It’s estimated that more than 1 billion birds die each year in the United States alone from striking man-made objects. Bird strikes can be the result of collisions with windows on buildings, cell towers, guy wires on such towers, power lines, vehicles, wind turbines, lighthouses and similar items.
But window strikes are by far the most deadly for birds.
Window strikes often happen at night when migratory birds are attracted to the lit-up windows.
These lights are like giant visual magnets to the birds. The same goes for tall towers that have flashing white lights on top of them.
The flashing strobes attract migrating birds that then fly in circles around them often striking the tower or guy wires holding the towers up. This is even a larger issue during stormy nights.
Red lights seem to have less of a draw to birds and are now being used more. I have seen dozens of dead birds under a cell tower after a foggy or stormy night. It’s such a sad sight.
There are several initiatives in North America trying to teach us to turn off lights in windows in offices, condos, businesses and similar large buildings at night, especially during migration.

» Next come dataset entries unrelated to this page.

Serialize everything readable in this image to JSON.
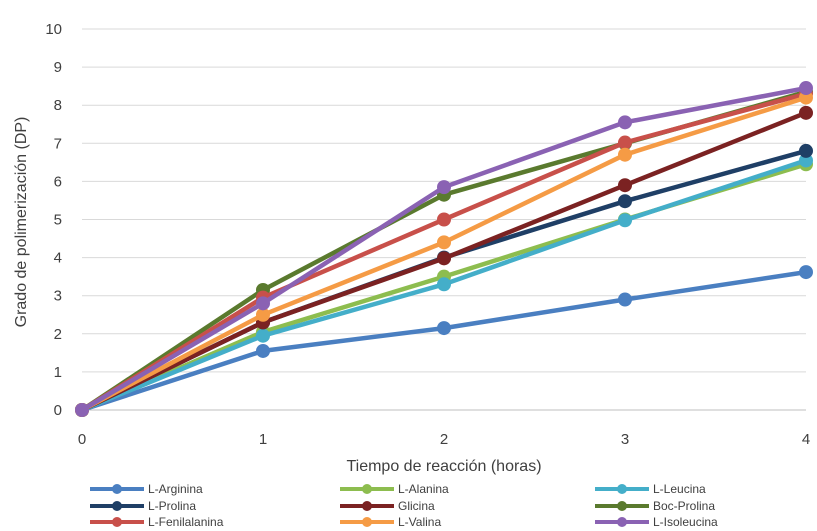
{
  "chart_data": {
    "type": "line",
    "title": "",
    "xlabel": "Tiempo de reacción (horas)",
    "ylabel": "Grado de polimerización (DP)",
    "x": [
      0,
      1,
      2,
      3,
      4
    ],
    "x_tick_labels": [
      "0",
      "1",
      "2",
      "3",
      "4"
    ],
    "y_tick_labels": [
      "0",
      "1",
      "2",
      "3",
      "4",
      "5",
      "6",
      "7",
      "8",
      "9",
      "10"
    ],
    "xlim": [
      0,
      4
    ],
    "ylim": [
      0,
      10
    ],
    "grid": "horizontal",
    "legend_position": "bottom",
    "series": [
      {
        "name": "L-Arginina",
        "color": "#4a7fc1",
        "values": [
          0,
          1.55,
          2.15,
          2.9,
          3.62
        ]
      },
      {
        "name": "L-Alanina",
        "color": "#8dbd4f",
        "values": [
          0,
          2.05,
          3.5,
          5.0,
          6.45
        ]
      },
      {
        "name": "L-Leucina",
        "color": "#44aec9",
        "values": [
          0,
          1.95,
          3.3,
          4.98,
          6.55
        ]
      },
      {
        "name": "L-Prolina",
        "color": "#1f3f66",
        "values": [
          0,
          2.3,
          4.0,
          5.48,
          6.8
        ]
      },
      {
        "name": "Glicina",
        "color": "#7b2222",
        "values": [
          0,
          2.3,
          3.98,
          5.9,
          7.8
        ]
      },
      {
        "name": "Boc-Prolina",
        "color": "#5a7a2e",
        "values": [
          0,
          3.15,
          5.65,
          7.0,
          8.35
        ]
      },
      {
        "name": "L-Fenilalanina",
        "color": "#c8504a",
        "values": [
          0,
          2.95,
          5.0,
          7.02,
          8.3
        ]
      },
      {
        "name": "L-Valina",
        "color": "#f59b45",
        "values": [
          0,
          2.5,
          4.4,
          6.7,
          8.2
        ]
      },
      {
        "name": "L-Isoleucina",
        "color": "#8a62b3",
        "values": [
          0,
          2.8,
          5.85,
          7.55,
          8.45
        ]
      }
    ]
  }
}
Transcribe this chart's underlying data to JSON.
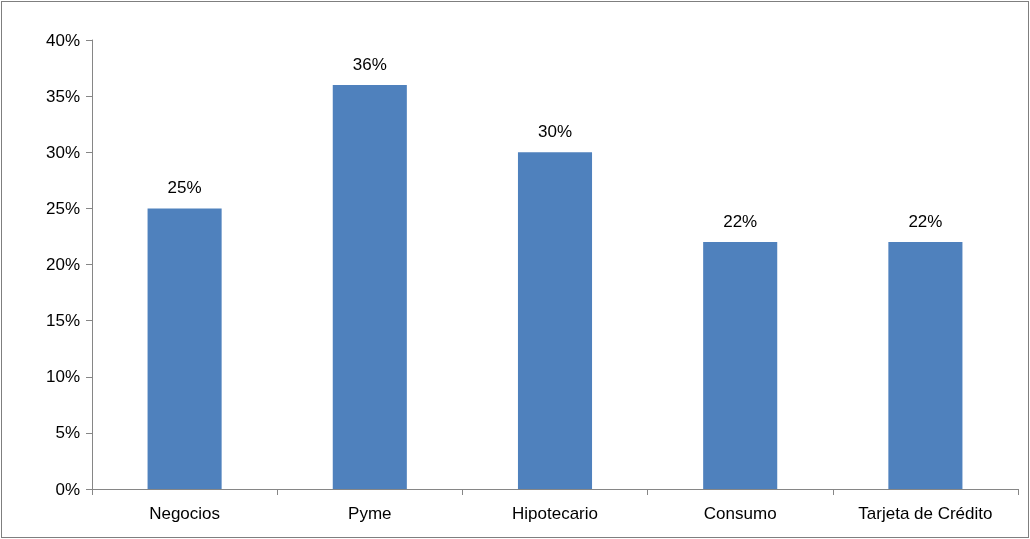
{
  "chart_data": {
    "type": "bar",
    "categories": [
      "Negocios",
      "Pyme",
      "Hipotecario",
      "Consumo",
      "Tarjeta de Crédito"
    ],
    "values": [
      25,
      36,
      30,
      22,
      22
    ],
    "value_labels": [
      "25%",
      "36%",
      "30%",
      "22%",
      "22%"
    ],
    "color": "#4f81bd",
    "ylim": [
      0,
      40
    ],
    "yticks": [
      {
        "value": 0,
        "label": "0%"
      },
      {
        "value": 5,
        "label": "5%"
      },
      {
        "value": 10,
        "label": "10%"
      },
      {
        "value": 15,
        "label": "15%"
      },
      {
        "value": 20,
        "label": "20%"
      },
      {
        "value": 25,
        "label": "25%"
      },
      {
        "value": 30,
        "label": "30%"
      },
      {
        "value": 35,
        "label": "35%"
      },
      {
        "value": 40,
        "label": "40%"
      }
    ]
  }
}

Turning the lights off in these buildings does not completely stop birds from hitting them, but it does make a huge difference in the bird strike rates. There have been successful programs in at least 34 major cities in the U.S., with Houston leading the way in Texas. As an example, the Houston Audubon sends out action alerts on nights with predicted heavy migration flights asking folks to turn off the lights.
Daylight strikes are also a big problem for these large and often tall buildings.
There are now bird-friendly windows available, designed to tilt slightly which takes away that look of a flight path to a bird. A few architects and builders of larger buildings are catching on, but not enough as of yet.
Even home windows are a big issue since windows look much like an opening for birds to fly through, but instead, they hit head-on, often resulting in death.
These types of collisions are happening mostly during the day, but homes also experience lit window phenomena.
There are numerous ways to mark your windows to break up that flight path. Bird tape sold by the American Bird Conservancy and other organizations is one of the most successful.
It is a semitransparent tape that you install at intervals on the windows so the birds can see them. We installed Bird tape a while back on all the windows here at our Gulf Coast Bird Observatory headquarters, and we have not had any window strikes since, so they truly do work.
Birds have a very tough life as it is dealing with natural threats. Add in all the man-made threats and their chances are much diminished. But this is something we can do something about. We should all strive to spread the word and cause a change.
More than 1 billion dead birds every year are just way too many.